During two years in confinement,
most of her stool samples tested
positive for typhoid. But no one
tried to explain to Mallon why
being a carrier was dangerous.
After being hounded by Soper, she
complained that city officials were
persecuting her, insisting she had
done no wrong. In 1908, the Journal
of the American Medical Association
dubbed her “Typhoid Mary.” Public
sentiment was against her: She was a
single, headstrong Irishwoman with
no family or children, said to be
the source of hundreds of typhoid
infections.
A new health commissioner freed
her in 1910. She promised to work
as a domestic and not cook. But
the department never trained her
for a job that would pay well. Her
laundress’ pay was inadequate so
she resumed cooking, under assumed
names. She fled her position
at Sloane Maternity in Manhattan
after 25 people fell ill—and two
died—in three months. While
working as a cook on a Long Island
estate in 1915, she was apprehended,
and again confined.
She protested by writing letters,
saying she had “always been
healthy,” and asking, “Why should
I be banished like a leper and compelled
to live in solitary confinement?”
Doctors tried convincing
her that while she seemed healthy,
she spread bacteria.
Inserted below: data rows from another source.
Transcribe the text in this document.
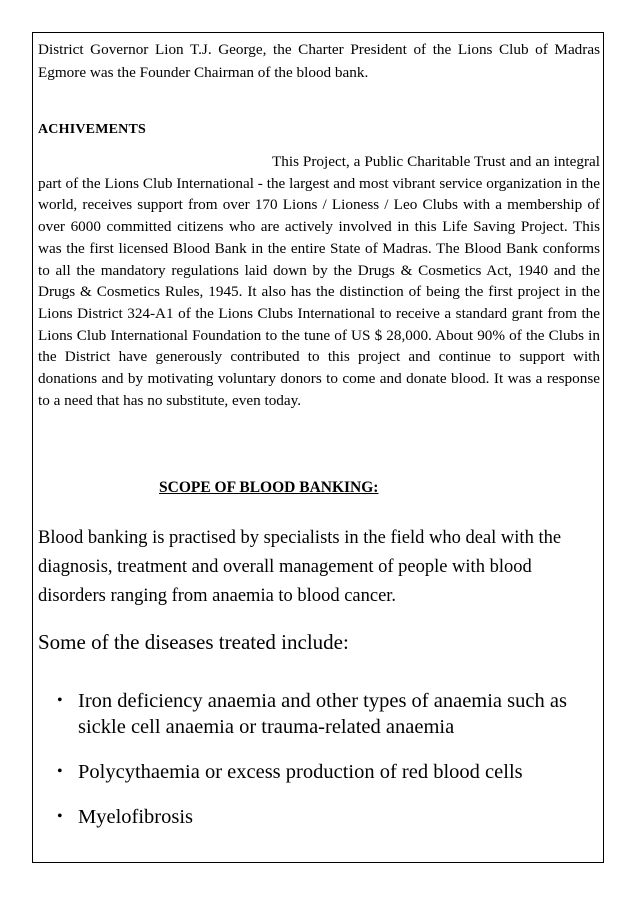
District Governor Lion T.J. George, the Charter President of the Lions Club of Madras Egmore was the Founder Chairman of the blood bank.

ACHIVEMENTS

This Project, a Public Charitable Trust and an integral part of the Lions Club International - the largest and most vibrant service organization in the world, receives support from over 170 Lions / Lioness / Leo Clubs with a membership of over 6000 committed citizens who are actively involved in this Life Saving Project. This was the first licensed Blood Bank in the entire State of Madras. The Blood Bank conforms to all the mandatory regulations laid down by the Drugs & Cosmetics Act, 1940 and the Drugs & Cosmetics Rules, 1945. It also has the distinction of being the first project in the Lions District 324-A1 of the Lions Clubs International to receive a standard grant from the Lions Club International Foundation to the tune of US $ 28,000. About 90% of the Clubs in the District have generously contributed to this project and continue to support with donations and by motivating voluntary donors to come and donate blood. It was a response to a need that has no substitute, even today.

SCOPE OF BLOOD BANKING:

Blood banking is practised by specialists in the field who deal with the diagnosis, treatment and overall management of people with blood disorders ranging from anaemia to blood cancer.

Some of the diseases treated include:
• Iron deficiency anaemia and other types of anaemia such as sickle cell anaemia or trauma-related anaemia
• Polycythaemia or excess production of red blood cells
• Myelofibrosis
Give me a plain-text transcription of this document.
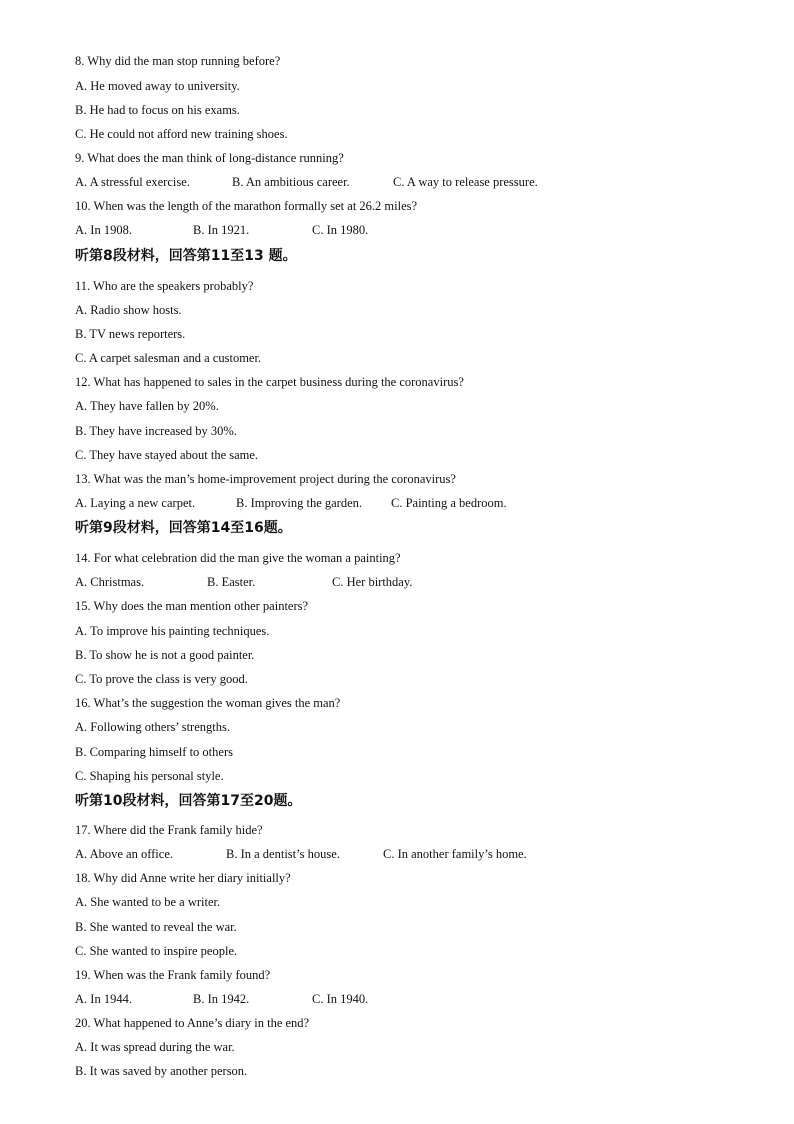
8. Why did the man stop running before?
A. He moved away to university.
B. He had to focus on his exams.
C. He could not afford new training shoes.
9. What does the man think of long-distance running?
A. A stressful exercise.	B. An ambitious career.	C. A way to release pressure.
10. When was the length of the marathon formally set at 26.2 miles?
A. In 1908.	B. In 1921.	C. In 1980.
听第8段材料，回答第11至13 题。
11. Who are the speakers probably?
A. Radio show hosts.
B. TV news reporters.
C. A carpet salesman and a customer.
12. What has happened to sales in the carpet business during the coronavirus?
A. They have fallen by 20%.
B. They have increased by 30%.
C. They have stayed about the same.
13. What was the man’s home-improvement project during the coronavirus?
A. Laying a new carpet.	B. Improving the garden. C. Painting a bedroom.
听第9段材料，回答第14至16题。
14. For what celebration did the man give the woman a painting?
A. Christmas.	B. Easter.	C. Her birthday.
15. Why does the man mention other painters?
A. To improve his painting techniques.
B. To show he is not a good painter.
C. To prove the class is very good.
16. What’s the suggestion the woman gives the man?
A. Following others’ strengths.
B. Comparing himself to others
C. Shaping his personal style.
听第10段材料，回答第17至20题。
17. Where did the Frank family hide?
A. Above an office.	B. In a dentist’s house.	C. In another family’s home.
18. Why did Anne write her diary initially?
A. She wanted to be a writer.
B. She wanted to reveal the war.
C. She wanted to inspire people.
19. When was the Frank family found?
A. In 1944.	B. In 1942.	C. In 1940.
20. What happened to Anne’s diary in the end?
A. It was spread during the war.
B. It was saved by another person.
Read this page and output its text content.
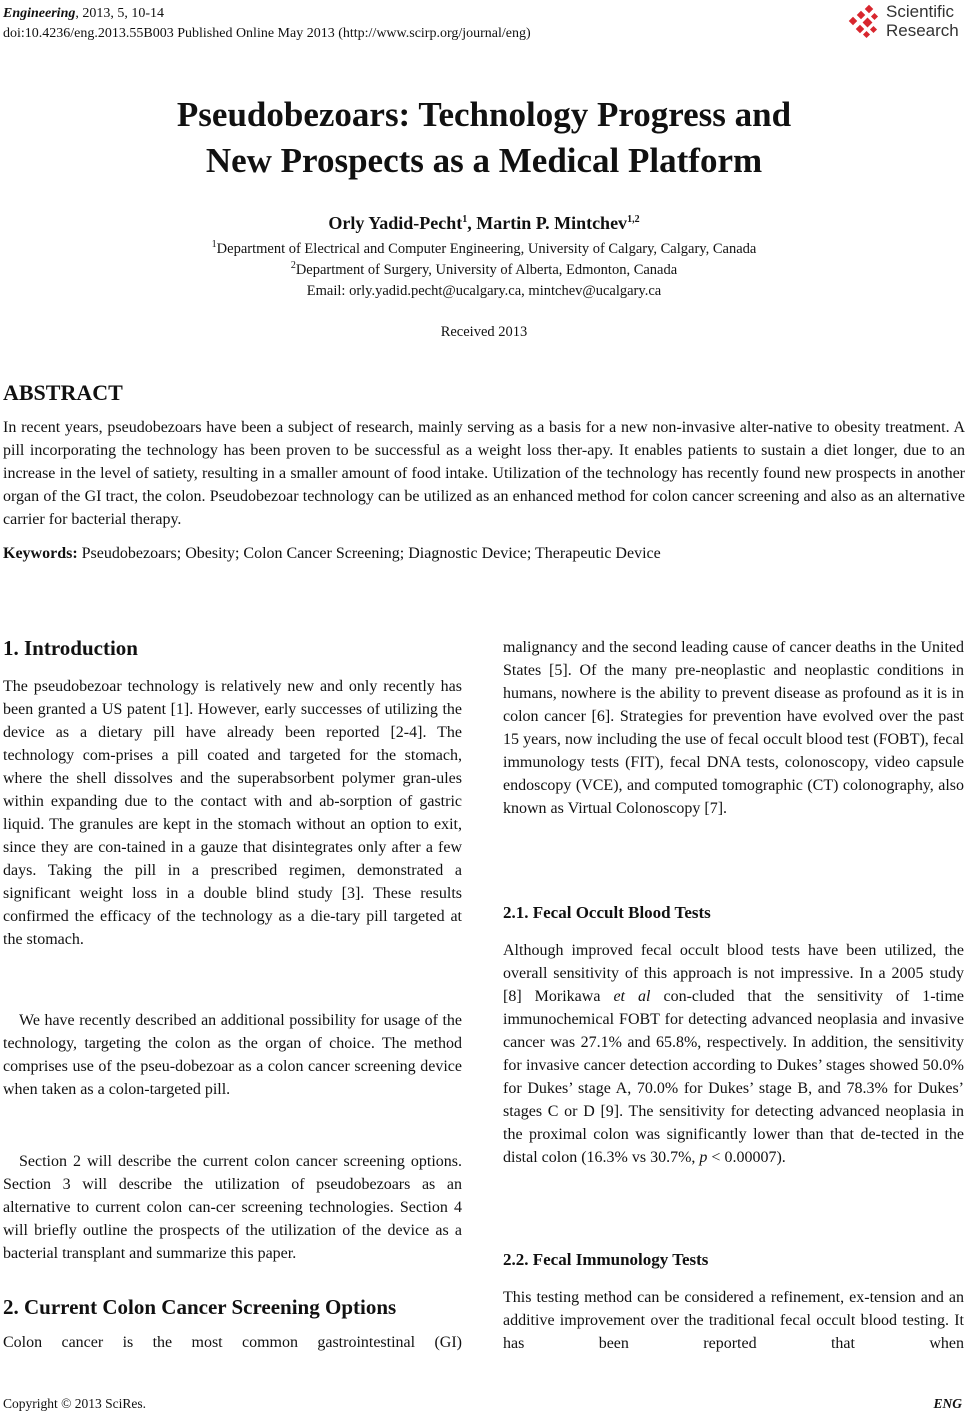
Engineering, 2013, 5, 10-14
doi:10.4236/eng.2013.55B003 Published Online May 2013 (http://www.scirp.org/journal/eng)
Scientific
Research
Pseudobezoars: Technology Progress and
New Prospects as a Medical Platform
Orly Yadid-Pecht$^1$, Martin P. Mintchev$^{1,2}$
$^1$Department of Electrical and Computer Engineering, University of Calgary, Calgary, Canada
$^2$Department of Surgery, University of Alberta, Edmonton, Canada
Email: orly.yadid.pecht@ucalgary.ca, mintchev@ucalgary.ca
Received 2013
ABSTRACT
In recent years, pseudobezoars have been a subject of research, mainly serving as a basis for a new non-invasive alter-native to obesity treatment. A pill incorporating the technology has been proven to be successful as a weight loss ther-apy. It enables patients to sustain a diet longer, due to an increase in the level of satiety, resulting in a smaller amount of food intake. Utilization of the technology has recently found new prospects in another organ of the GI tract, the colon. Pseudobezoar technology can be utilized as an enhanced method for colon cancer screening and also as an alternative carrier for bacterial therapy.
Keywords: Pseudobezoars; Obesity; Colon Cancer Screening; Diagnostic Device; Therapeutic Device
1. Introduction
The pseudobezoar technology is relatively new and only recently has been granted a US patent [1]. However, early successes of utilizing the device as a dietary pill have already been reported [2-4]. The technology com-prises a pill coated and targeted for the stomach, where the shell dissolves and the superabsorbent polymer gran-ules within expanding due to the contact with and ab-sorption of gastric liquid. The granules are kept in the stomach without an option to exit, since they are con-tained in a gauze that disintegrates only after a few days. Taking the pill in a prescribed regimen, demonstrated a significant weight loss in a double blind study [3]. These results confirmed the efficacy of the technology as a die-tary pill targeted at the stomach.
We have recently described an additional possibility for usage of the technology, targeting the colon as the organ of choice. The method comprises use of the pseu-dobezoar as a colon cancer screening device when taken as a colon-targeted pill.
Section 2 will describe the current colon cancer screening options. Section 3 will describe the utilization of pseudobezoars as an alternative to current colon can-cer screening technologies. Section 4 will briefly outline the prospects of the utilization of the device as a bacterial transplant and summarize this paper.
2. Current Colon Cancer Screening Options
Colon cancer is the most common gastrointestinal (GI)
malignancy and the second leading cause of cancer deaths in the United States [5]. Of the many pre-neoplastic and neoplastic conditions in humans, nowhere is the ability to prevent disease as profound as it is in colon cancer [6]. Strategies for prevention have evolved over the past 15 years, now including the use of fecal occult blood test (FOBT), fecal immunology tests (FIT), fecal DNA tests, colonoscopy, video capsule endoscopy (VCE), and computed tomographic (CT) colonography, also known as Virtual Colonoscopy [7].
2.1. Fecal Occult Blood Tests
Although improved fecal occult blood tests have been utilized, the overall sensitivity of this approach is not impressive. In a 2005 study [8] Morikawa et al con-cluded that the sensitivity of 1-time immunochemical FOBT for detecting advanced neoplasia and invasive cancer was 27.1% and 65.8%, respectively. In addition, the sensitivity for invasive cancer detection according to Dukes’ stages showed 50.0% for Dukes’ stage A, 70.0% for Dukes’ stage B, and 78.3% for Dukes’ stages C or D [9]. The sensitivity for detecting advanced neoplasia in the proximal colon was significantly lower than that de-tected in the distal colon (16.3% vs 30.7%, p < 0.00007).
2.2. Fecal Immunology Tests
This testing method can be considered a refinement, ex-tension and an additive improvement over the traditional fecal occult blood testing. It has been reported that when
Copyright © 2013 SciRes.	ENG
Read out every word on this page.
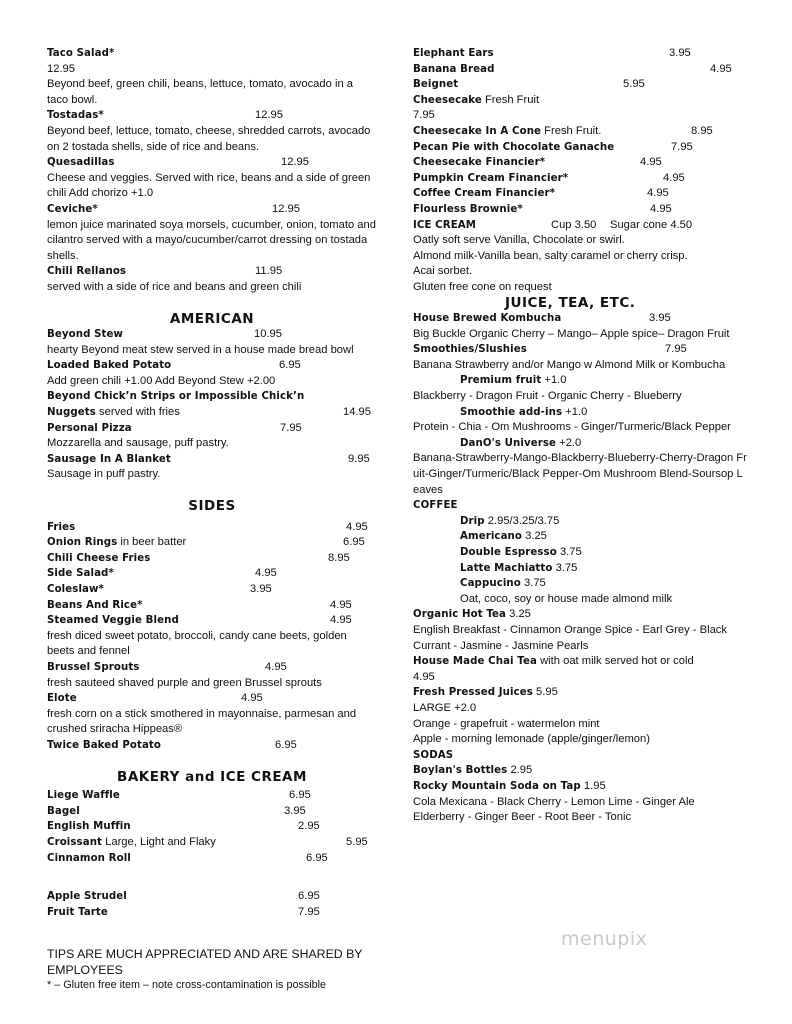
Taco Salad*
12.95
Beyond beef, green chili, beans, lettuce, tomato, avocado in a taco bowl.
Tostadas*	12.95
Beyond beef, lettuce, tomato, cheese, shredded carrots, avocado on 2 tostada shells, side of rice and beans.
Quesadillas	12.95
Cheese and veggies. Served with rice, beans and a side of green chili Add chorizo +1.0
Ceviche*	12.95
lemon juice marinated soya morsels, cucumber, onion, tomato and cilantro served with a mayo/cucumber/carrot dressing on tostada shells.
Chili Rellanos	11.95
served with a side of rice and beans and green chili
AMERICAN
Beyond Stew	10.95
hearty Beyond meat stew served in a house made bread bowl
Loaded Baked Potato	6.95
Add green chili +1.00 Add Beyond Stew +2.00
Beyond Chick’n Strips or Impossible Chick’n
Nuggets served with fries	14.95
Personal Pizza	7.95
Mozzarella and sausage, puff pastry.
Sausage In A Blanket	9.95
Sausage in puff pastry.
SIDES
Fries	4.95
Onion Rings in beer batter	6.95
Chili Cheese Fries	8.95
Side Salad*	4.95
Coleslaw*	3.95
Beans And Rice*	4.95
Steamed Veggie Blend	4.95
fresh diced sweet potato, broccoli, candy cane beets, golden beets and fennel
Brussel Sprouts	4.95
fresh sauteed shaved purple and green Brussel sprouts
Elote	4.95
fresh corn on a stick smothered in mayonnaise, parmesan and crushed sriracha Hippeas®
Twice Baked Potato	6.95
BAKERY and ICE CREAM
Liege Waffle	6.95
Bagel	3.95
English Muffin	2.95
Croissant Large, Light and Flaky	5.95
Cinnamon Roll	6.95
Apple Strudel	6.95
Fruit Tarte	7.95
Elephant Ears	3.95
Banana Bread	4.95
Beignet	5.95
Cheesecake Fresh Fruit
7.95
Cheesecake In A Cone Fresh Fruit.	8.95
Pecan Pie with Chocolate Ganache	7.95
Cheesecake Financier*	4.95
Pumpkin Cream Financier*	4.95
Coffee Cream Financier*	4.95
Flourless Brownie*	4.95
ICE CREAM	Cup 3.50 Sugar cone 4.50
Oatly soft serve Vanilla, Chocolate or swirl.
Almond milk-Vanilla bean, salty caramel or cherry crisp.
Acai sorbet.
Gluten free cone on request
JUICE, TEA, ETC.
House Brewed Kombucha	3.95
Big Buckle Organic Cherry – Mango– Apple spice– Dragon Fruit
Smoothies/Slushies	7.95
Banana Strawberry and/or Mango w Almond Milk or Kombucha
Premium fruit +1.0
Blackberry - Dragon Fruit - Organic Cherry - Blueberry
Smoothie add-ins +1.0
Protein - Chia - Om Mushrooms - Ginger/Turmeric/Black Pepper
DanO's Universe +2.0
Banana-Strawberry-Mango-Blackberry-Blueberry-Cherry-Dragon Fruit-Ginger/Turmeric/Black Pepper-Om Mushroom Blend-Soursop Leaves
COFFEE
Drip 2.95/3.25/3.75
Americano 3.25
Double Espresso 3.75
Latte Machiatto 3.75
Cappucino 3.75
Oat, coco, soy or house made almond milk
Organic Hot Tea 3.25
English Breakfast - Cinnamon Orange Spice - Earl Grey - Black Currant - Jasmine - Jasmine Pearls
House Made Chai Tea with oat milk served hot or cold
4.95
Fresh Pressed Juices 5.95
LARGE +2.0
Orange - grapefruit - watermelon mint
Apple - morning lemonade (apple/ginger/lemon)
SODAS
Boylan's Bottles 2.95
Rocky Mountain Soda on Tap 1.95
Cola Mexicana - Black Cherry - Lemon Lime - Ginger Ale Elderberry - Ginger Beer - Root Beer - Tonic
TIPS ARE MUCH APPRECIATED AND ARE SHARED BY EMPLOYEES
* – Gluten free item – note cross-contamination is possible
menupix
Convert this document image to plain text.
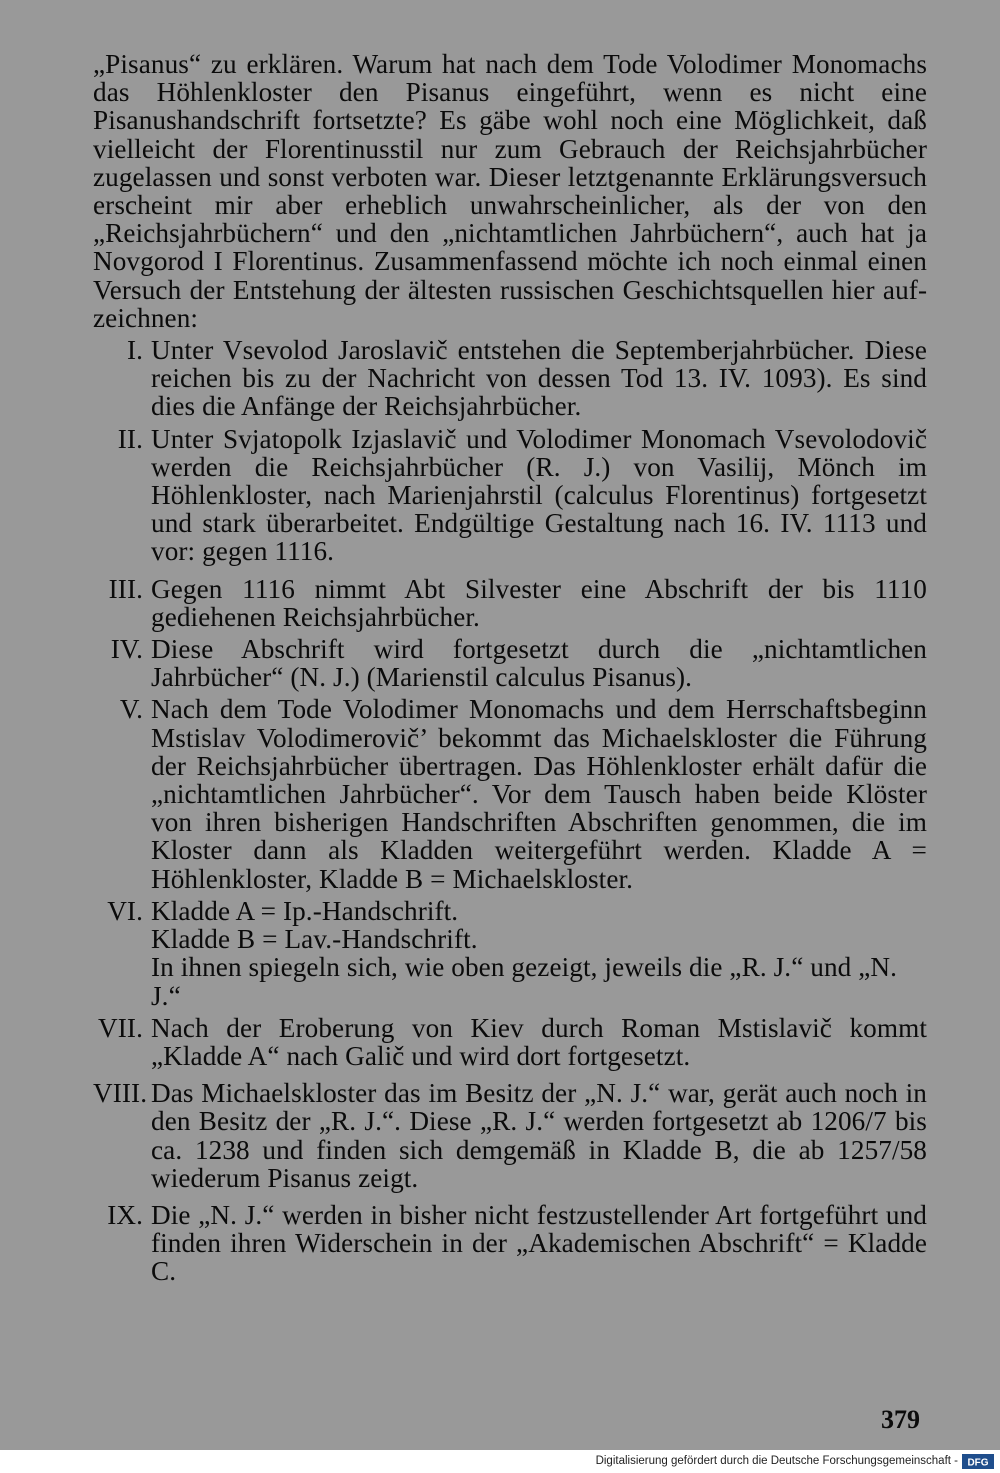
„Pisanus“ zu erklären. Warum hat nach dem Tode Volodimer Monomachs das Höhlenkloster den Pisanus eingeführt, wenn es nicht eine Pisanushandschrift fortsetzte? Es gäbe wohl noch eine Möglichkeit, daß vielleicht der Florentinusstil nur zum Gebrauch der Reichsjahrbücher zugelassen und sonst verboten war. Dieser letztgenannte Erklärungsversuch erscheint mir aber erheblich unwahrscheinlicher, als der von den „Reichsjahrbüchern“ und den „nichtamtlichen Jahrbüchern“, auch hat ja Novgorod I Florentinus. Zusammenfassend möchte ich noch einmal einen Versuch der Entstehung der ältesten russischen Geschichtsquellen hier aufzeichnen:

I. Unter Vsevolod Jaroslavič entstehen die Septemberjahrbücher. Diese reichen bis zu der Nachricht von dessen Tod 13. IV. 1093). Es sind dies die Anfänge der Reichsjahrbücher.
II. Unter Svjatopolk Izjaslavič und Volodimer Monomach Vsevolodovič werden die Reichsjahrbücher (R. J.) von Vasilij, Mönch im Höhlenkloster, nach Marienjahrstil (calculus Florentinus) fortgesetzt und stark überarbeitet. Endgültige Gestaltung nach 16. IV. 1113 und vor: gegen 1116.
III. Gegen 1116 nimmt Abt Silvester eine Abschrift der bis 1110 gediehenen Reichsjahrbücher.
IV. Diese Abschrift wird fortgesetzt durch die „nichtamtlichen Jahrbücher“ (N. J.) (Marienstil calculus Pisanus).
V. Nach dem Tode Volodimer Monomachs und dem Herrschaftsbeginn Mstislav Volodimerovič’ bekommt das Michaelskloster die Führung der Reichsjahrbücher übertragen. Das Höhlenkloster erhält dafür die „nichtamtlichen Jahrbücher“. Vor dem Tausch haben beide Klöster von ihren bisherigen Handschriften Abschriften genommen, die im Kloster dann als Kladden weitergeführt werden. Kladde A = Höhlenkloster, Kladde B = Michaelskloster.
VI. Kladde A = Ip.-Handschrift.
Kladde B = Lav.-Handschrift.
In ihnen spiegeln sich, wie oben gezeigt, jeweils die „R. J.“ und „N. J.“
VII. Nach der Eroberung von Kiev durch Roman Mstislavič kommt „Kladde A“ nach Galič und wird dort fortgesetzt.
VIII. Das Michaelskloster das im Besitz der „N. J.“ war, gerät auch noch in den Besitz der „R. J.“. Diese „R. J.“ werden fortgesetzt ab 1206/7 bis ca. 1238 und finden sich demgemäß in Kladde B, die ab 1257/58 wiederum Pisanus zeigt.
IX. Die „N. J.“ werden in bisher nicht festzustellender Art fortgeführt und finden ihren Widerschein in der „Akademischen Abschrift“ = Kladde C.
379
Digitalisierung gefördert durch die Deutsche Forschungsgemeinschaft - DFG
She didn’t
believe them. They told her to wash
her hands more often, more carefully.
She didn’t listen.
Soper had described Mallon’s
violent temper. Others said she had
trouble making or keeping friends.
She was seen as extremely determined
and painfully isolated, even
before being pursued.
But what if her suspicions resulted
from her childhood typhoid? The
Mayo Clinic states, “Untreated
typhoid can cause permanent psychiatric
problems such as delirium,
hallucinations, and paranoia over
the long term,” defining paranoia as
“a symptom of a psychotic disorder
in which patients become suspicious
of others and feel that the
world is out to get them.”
After 26 years of captivity, Mallon
died in 1938. Historians say she
contaminated at least 122 people
and killed five. That same year,
some 400 healthy carriers were
identified and observed by health
officials—but they were not confined.
Mallon had broken no laws,
but was exiled. Some say she was
judged for being an Irish immigrant,
for not staying out of the
kitchen, and for being a noncompliant
single woman.
After Mallon’s death, Soper wrote,
“There was no autopsy.” Others
reported that an autopsy was performed
and showed that she shed
Salmonella typhi bacteria from her
gallstones. The National Institutes
of Medicine calls the latter “another
urban legend, whispered by the
Health Center of Oyster Bay, in
order to calm ethical reactions.”
An illustration of Typhoid Mary
that appeared in the June 20,
1909 issue of The New York American.